Anyway, back to Tumblr. Tumblr appeals to me pretty strongly. I follow a number of blogs which I enjoy and its really easy to share posts I come across and which appeal to me. I haven’t really felt motivated to work at my Tumblr blog because its been more of a hobby to me than a serious blogging tool. Its fun, creative, inspiring. When it comes to meaningful engagement, Tumblr is a metaphorical dusty street in an old Western town complete with tumbleweed.
Aside from the lack of the sort of formatting options that are available to blogging platforms like Tumblr, Google+ has proved to be almost as capable as Tumblr, Twitter and Facebook (combined) for sharing and engagement. Granted you are pretty much locked into the Google ecosystem unless you use 3rd party browser extensions to share beyond Google+, you can still share stuff pretty easily and enjoy pretty active engagements at the same time. What Google+ does do that you can’t really do with Tumblr, Facebook or Twitter is export your Google+ data using what appear to be open standards and theoretically import that data into a compatible system. In Tumblr’s context, that is a big deal for me. I never liked the virtual lock-in you have to accept with Tumblr (thank goodness for WooThemes’ tumblr2wp service which enables you export your Tumblr blog to WordPress very effectively).

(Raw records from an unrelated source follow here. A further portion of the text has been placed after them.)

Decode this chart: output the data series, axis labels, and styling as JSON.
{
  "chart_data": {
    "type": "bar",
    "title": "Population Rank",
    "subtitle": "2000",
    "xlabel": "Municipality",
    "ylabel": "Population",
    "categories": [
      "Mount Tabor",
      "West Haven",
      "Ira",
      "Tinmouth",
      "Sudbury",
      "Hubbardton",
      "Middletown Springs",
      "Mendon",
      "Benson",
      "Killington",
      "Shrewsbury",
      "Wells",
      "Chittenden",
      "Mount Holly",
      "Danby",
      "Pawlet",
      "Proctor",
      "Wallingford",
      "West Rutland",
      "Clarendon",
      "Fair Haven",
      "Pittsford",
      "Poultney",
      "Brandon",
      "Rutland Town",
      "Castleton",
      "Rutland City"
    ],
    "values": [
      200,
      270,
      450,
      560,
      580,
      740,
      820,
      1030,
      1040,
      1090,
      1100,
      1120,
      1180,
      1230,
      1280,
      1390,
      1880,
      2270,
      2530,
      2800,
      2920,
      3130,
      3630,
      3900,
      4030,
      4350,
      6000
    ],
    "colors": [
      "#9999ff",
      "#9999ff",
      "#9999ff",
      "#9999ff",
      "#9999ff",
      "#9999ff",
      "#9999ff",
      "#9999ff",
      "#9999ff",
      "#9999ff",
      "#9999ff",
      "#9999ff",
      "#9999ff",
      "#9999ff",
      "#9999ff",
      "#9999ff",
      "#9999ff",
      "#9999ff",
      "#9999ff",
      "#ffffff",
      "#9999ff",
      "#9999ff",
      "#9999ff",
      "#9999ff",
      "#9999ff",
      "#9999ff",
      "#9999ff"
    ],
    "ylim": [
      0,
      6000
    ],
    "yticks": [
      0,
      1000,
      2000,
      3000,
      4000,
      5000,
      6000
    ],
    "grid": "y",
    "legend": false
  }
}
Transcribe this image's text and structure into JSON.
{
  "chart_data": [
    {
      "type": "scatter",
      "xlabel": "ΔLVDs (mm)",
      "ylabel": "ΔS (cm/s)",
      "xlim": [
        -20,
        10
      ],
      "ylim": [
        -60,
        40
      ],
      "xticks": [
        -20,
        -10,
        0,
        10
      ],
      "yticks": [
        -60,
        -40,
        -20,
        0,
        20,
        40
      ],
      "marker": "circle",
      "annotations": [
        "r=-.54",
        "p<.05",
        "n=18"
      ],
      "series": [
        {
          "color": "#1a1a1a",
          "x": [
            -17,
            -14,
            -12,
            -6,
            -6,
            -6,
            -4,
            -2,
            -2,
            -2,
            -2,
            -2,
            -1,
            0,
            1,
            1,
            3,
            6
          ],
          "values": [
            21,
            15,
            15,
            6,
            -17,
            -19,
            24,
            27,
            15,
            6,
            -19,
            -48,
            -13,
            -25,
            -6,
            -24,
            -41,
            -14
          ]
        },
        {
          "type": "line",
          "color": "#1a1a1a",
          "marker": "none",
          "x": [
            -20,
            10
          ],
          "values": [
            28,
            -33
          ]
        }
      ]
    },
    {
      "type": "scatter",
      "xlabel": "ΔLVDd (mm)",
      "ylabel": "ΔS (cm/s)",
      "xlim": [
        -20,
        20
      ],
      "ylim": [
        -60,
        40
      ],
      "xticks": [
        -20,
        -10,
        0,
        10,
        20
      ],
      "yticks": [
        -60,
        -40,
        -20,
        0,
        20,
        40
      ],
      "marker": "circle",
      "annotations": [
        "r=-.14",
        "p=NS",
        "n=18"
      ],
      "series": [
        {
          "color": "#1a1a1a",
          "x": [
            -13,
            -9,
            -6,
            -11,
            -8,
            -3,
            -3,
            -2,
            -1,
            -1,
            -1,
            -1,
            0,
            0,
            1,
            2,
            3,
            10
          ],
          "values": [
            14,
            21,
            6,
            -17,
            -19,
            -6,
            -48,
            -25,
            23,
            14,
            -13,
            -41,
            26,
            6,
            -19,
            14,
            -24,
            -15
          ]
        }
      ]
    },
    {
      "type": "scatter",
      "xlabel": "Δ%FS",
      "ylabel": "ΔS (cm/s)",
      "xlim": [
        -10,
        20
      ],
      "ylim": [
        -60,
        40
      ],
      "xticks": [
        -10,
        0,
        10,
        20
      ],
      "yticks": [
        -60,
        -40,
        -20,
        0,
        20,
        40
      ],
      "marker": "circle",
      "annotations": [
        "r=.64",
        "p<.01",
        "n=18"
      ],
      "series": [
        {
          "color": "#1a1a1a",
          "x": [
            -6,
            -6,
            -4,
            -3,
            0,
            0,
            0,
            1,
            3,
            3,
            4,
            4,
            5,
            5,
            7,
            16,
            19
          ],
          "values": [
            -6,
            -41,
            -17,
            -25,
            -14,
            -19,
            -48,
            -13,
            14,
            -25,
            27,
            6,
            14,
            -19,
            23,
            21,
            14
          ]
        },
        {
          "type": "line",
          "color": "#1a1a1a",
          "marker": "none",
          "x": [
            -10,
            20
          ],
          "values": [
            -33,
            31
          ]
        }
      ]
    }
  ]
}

So here I am having a relatively meaningless (in the grander scheme of things) and very 21st century debate about whether I should bother maintaining my better looking and relatively independent Tumblr blog? Or should I just use Tumblr purely to consume content and switch to Google+ for the non-personal/family oriented sharing (Facebook still has that side of my social experience locked down because all my friends and family are there, not on Google+)?
As I type this I am leaning more towards Google+ for that sort of sharing going forward but tomorrow is a new day and I tend to change my mind a lot when debating these sorts of things. What do you think?